De acordo com o artigo resultante do trabalho, publicado na revista Scientific Reports, os atropelamentos de animais selvagens são um problema recorrente e perigoso, que também afeta humanos e tem recebido cada vez mais atenção de ambientalistas em todo o mundo. Segundo os pesquisadores, a resolução desse problema é desafiadora devido aos elevados investimentos necessários em infraestruturas rodoviárias, para reduzir eficazmente as colisões de veículos com animais selvagens.

Ainda conforme o artigo, apesar das recentes aplicações de técnicas de aprendizagem automática em sistemas de detecção de baixo custo e economicamente viáveis, por exemplo, para alertar os motoristas sobre a presença de animais e recolher estatísticas sobre espécies animais ameaçadas de extinção, o sucesso e a ampla adoção destes sistemas dependem muito da disponibilidade de dados. para treinamento do modelo.
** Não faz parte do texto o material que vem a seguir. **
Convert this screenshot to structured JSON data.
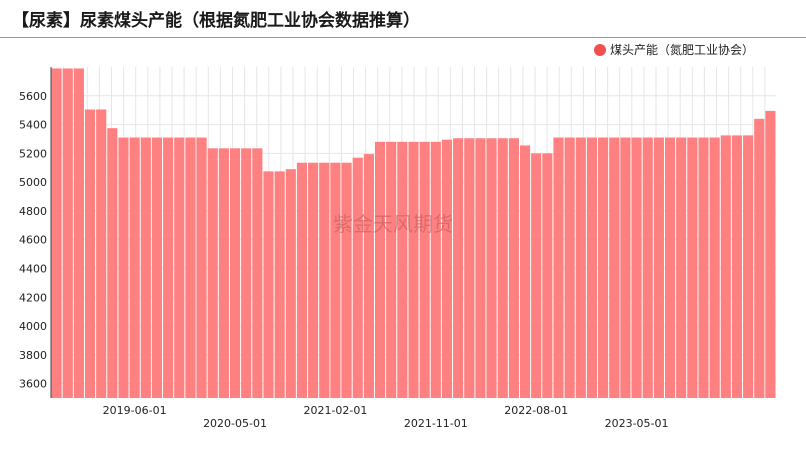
{
  "title": "【尿素】尿素煤头产能（根据氮肥工业协会数据推算）",
  "watermark": "紫金天风期货",
  "colors": {
    "bar": "#ff8080",
    "legend_dot": "#f05050",
    "grid": "#e6e6e6",
    "axis": "#444444"
  },
  "chart_data": {
    "type": "bar",
    "series": [
      {
        "name": "煤头产能（氮肥工业协会）",
        "values": [
          5790,
          5790,
          5790,
          5505,
          5505,
          5375,
          5310,
          5310,
          5310,
          5310,
          5310,
          5310,
          5310,
          5310,
          5235,
          5235,
          5235,
          5235,
          5235,
          5075,
          5075,
          5090,
          5135,
          5135,
          5135,
          5135,
          5135,
          5170,
          5195,
          5280,
          5280,
          5280,
          5280,
          5280,
          5280,
          5295,
          5305,
          5305,
          5305,
          5305,
          5305,
          5305,
          5255,
          5200,
          5200,
          5310,
          5310,
          5310,
          5310,
          5310,
          5310,
          5310,
          5310,
          5310,
          5310,
          5310,
          5310,
          5310,
          5310,
          5310,
          5325,
          5325,
          5325,
          5440,
          5495
        ]
      }
    ],
    "x_tick_labels": [
      "2019-06-01",
      "2020-05-01",
      "2021-02-01",
      "2021-11-01",
      "2022-08-01",
      "2023-05-01"
    ],
    "ylim": [
      3500,
      5800
    ],
    "y_ticks": [
      3600,
      3800,
      4000,
      4200,
      4400,
      4600,
      4800,
      5000,
      5200,
      5400,
      5600
    ],
    "legend_position": "top-right",
    "grid": true
  }
}
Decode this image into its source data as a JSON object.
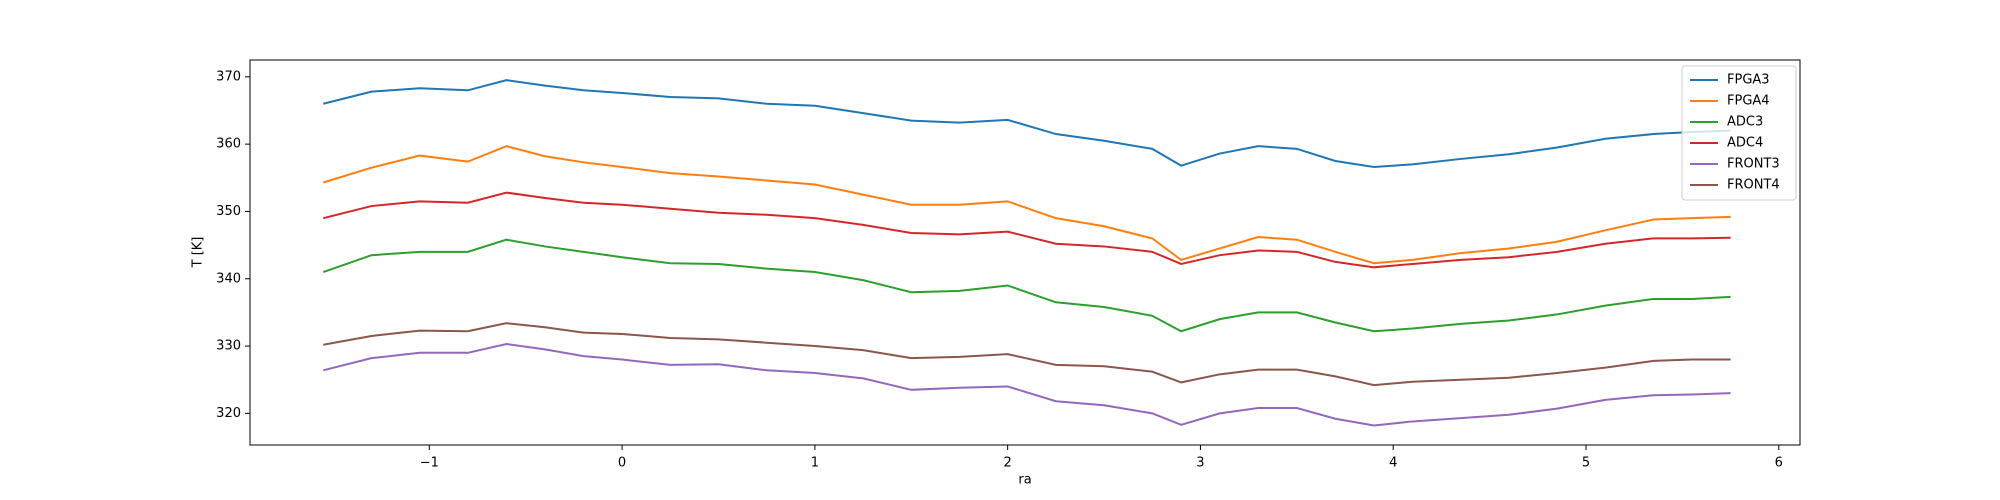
{
  "chart_data": {
    "type": "line",
    "x_label": "ra",
    "y_label": "T [K]",
    "x": [
      -1.55,
      -1.3,
      -1.05,
      -0.8,
      -0.6,
      -0.4,
      -0.2,
      0,
      0.25,
      0.5,
      0.75,
      1.0,
      1.25,
      1.5,
      1.75,
      2.0,
      2.25,
      2.5,
      2.75,
      2.9,
      3.1,
      3.3,
      3.5,
      3.7,
      3.9,
      4.1,
      4.35,
      4.6,
      4.85,
      5.1,
      5.35,
      5.55,
      5.75
    ],
    "series": [
      {
        "name": "FPGA3",
        "color": "#1f77b4",
        "values": [
          366,
          367.8,
          368.3,
          368,
          369.5,
          368.7,
          368,
          367.6,
          367,
          366.8,
          366,
          365.7,
          364.6,
          363.5,
          363.2,
          363.6,
          361.5,
          360.5,
          359.3,
          356.8,
          358.6,
          359.7,
          359.3,
          357.5,
          356.6,
          357,
          357.8,
          358.5,
          359.5,
          360.8,
          361.5,
          361.8,
          362
        ]
      },
      {
        "name": "FPGA4",
        "color": "#ff7f0e",
        "values": [
          354.3,
          356.5,
          358.3,
          357.4,
          359.7,
          358.2,
          357.3,
          356.6,
          355.7,
          355.2,
          354.6,
          354,
          352.5,
          351,
          351,
          351.5,
          349,
          347.8,
          346,
          342.8,
          344.5,
          346.2,
          345.8,
          344,
          342.3,
          342.8,
          343.8,
          344.5,
          345.5,
          347.2,
          348.8,
          349,
          349.2
        ]
      },
      {
        "name": "ADC3",
        "color": "#2ca02c",
        "values": [
          341,
          343.5,
          344,
          344,
          345.8,
          344.8,
          344,
          343.2,
          342.3,
          342.2,
          341.5,
          341,
          339.8,
          338,
          338.2,
          339,
          336.5,
          335.8,
          334.5,
          332.2,
          334,
          335,
          335,
          333.5,
          332.2,
          332.6,
          333.3,
          333.8,
          334.7,
          336,
          337,
          337,
          337.3
        ]
      },
      {
        "name": "ADC4",
        "color": "#d62728",
        "values": [
          349,
          350.8,
          351.5,
          351.3,
          352.8,
          352,
          351.3,
          351,
          350.4,
          349.8,
          349.5,
          349,
          348,
          346.8,
          346.6,
          347,
          345.2,
          344.8,
          344,
          342.2,
          343.5,
          344.2,
          344,
          342.5,
          341.7,
          342.2,
          342.8,
          343.2,
          344,
          345.2,
          346,
          346,
          346.1
        ]
      },
      {
        "name": "FRONT3",
        "color": "#9467bd",
        "values": [
          326.4,
          328.2,
          329,
          329,
          330.3,
          329.5,
          328.5,
          328,
          327.2,
          327.3,
          326.4,
          326,
          325.2,
          323.5,
          323.8,
          324,
          321.8,
          321.2,
          320,
          318.3,
          320,
          320.8,
          320.8,
          319.2,
          318.2,
          318.8,
          319.3,
          319.8,
          320.7,
          322,
          322.7,
          322.8,
          323
        ]
      },
      {
        "name": "FRONT4",
        "color": "#8c564b",
        "values": [
          330.2,
          331.5,
          332.3,
          332.2,
          333.4,
          332.8,
          332,
          331.8,
          331.2,
          331,
          330.5,
          330,
          329.4,
          328.2,
          328.4,
          328.8,
          327.2,
          327,
          326.2,
          324.6,
          325.8,
          326.5,
          326.5,
          325.5,
          324.2,
          324.7,
          325,
          325.3,
          326,
          326.8,
          327.8,
          328,
          328
        ]
      }
    ],
    "xlim": [
      -1.93,
      6.11
    ],
    "xticks": [
      {
        "value": -1,
        "label": "−1"
      },
      0,
      1,
      2,
      3,
      4,
      5,
      6
    ],
    "ylim": [
      315.3,
      372.5
    ],
    "yticks": [
      320,
      330,
      340,
      350,
      360,
      370
    ],
    "legend": "upper right"
  }
}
É aí que entra o repositório sobre espécies da fauna brasileiro, criado durante o projeto. Em termos mundiais, há numerosos relatos de atropelamentos de animais como veados, raposas, coelhos, melros, ouriços e faisões, para citar alguns. No Brasil, as espécies ameaçadas de extinção com grande chance de serem mortas nas rodovias incluem a anta (Tapirus terrestris), a onça-parda (Puma concolor), o jaguarundi ou gato-mourisco (Puma yagouaroundi), tamanduá-bandeira e o lobo-guará (Chrysocyon brachyurus).

Foram essas que os pesquisadores usaram para treinar o modelo de visão computacional que desenvolveram. Para isso, eles criaram o repositório com 1.823 fotos dessas espécies retiradas da internet e editadas, quando necessário, para deixá-las mais definidas e oferecer diversos ângulos para o sistema poder identifica-las. “Logo em seguida escolhemos algumas redes neurais para detecção de objetos para treinamento e testagem sobre vídeos da internet e outros gravados no parque ecológico de São Carlos”, conta Ferrante. “E ao final, realizamos a avaliação de performance em laboratório e em dispositivos de computação de borda.”

Os resultados mostraram que modelo de visão computacional escolhido e suas variantes tornam possível a detecção rápida e precisa em cenários limpos e definidos de animais na pista. Trata-se da arquitetura YOLO, sigla do inglês You Only Look Once, ou “você olha apenas uma vez”, em tradução livre, muito usada para detecção de objetos e seres vivos. “Em imagens feitas durante o dia, em que o animal está bem visível, os modelos treinados por nós detectaram corretamente a espécie em 80% dos casos”, conta Ferrante.

Esse índice cai bastante, quando há interferências do ambientes, como pouca luz e obstáculo entre a câmera e o bicho. Ou seja, os modelos não tiveram um bom desempenho. Apesar disso, os pesquisadores acreditam que o sistema pode vir a ser usado na prática nas estradas do país. “O seu emprego seria possível por meio da utilização de equipamentos de computação de borda mais robustos”, diz Ferrante. “É possível fazer testes com novas arquiteturas de detecção de objetos mais recentes. Além disso, o apoio de concessionárias das rodovias pode ser de grande ajuda.”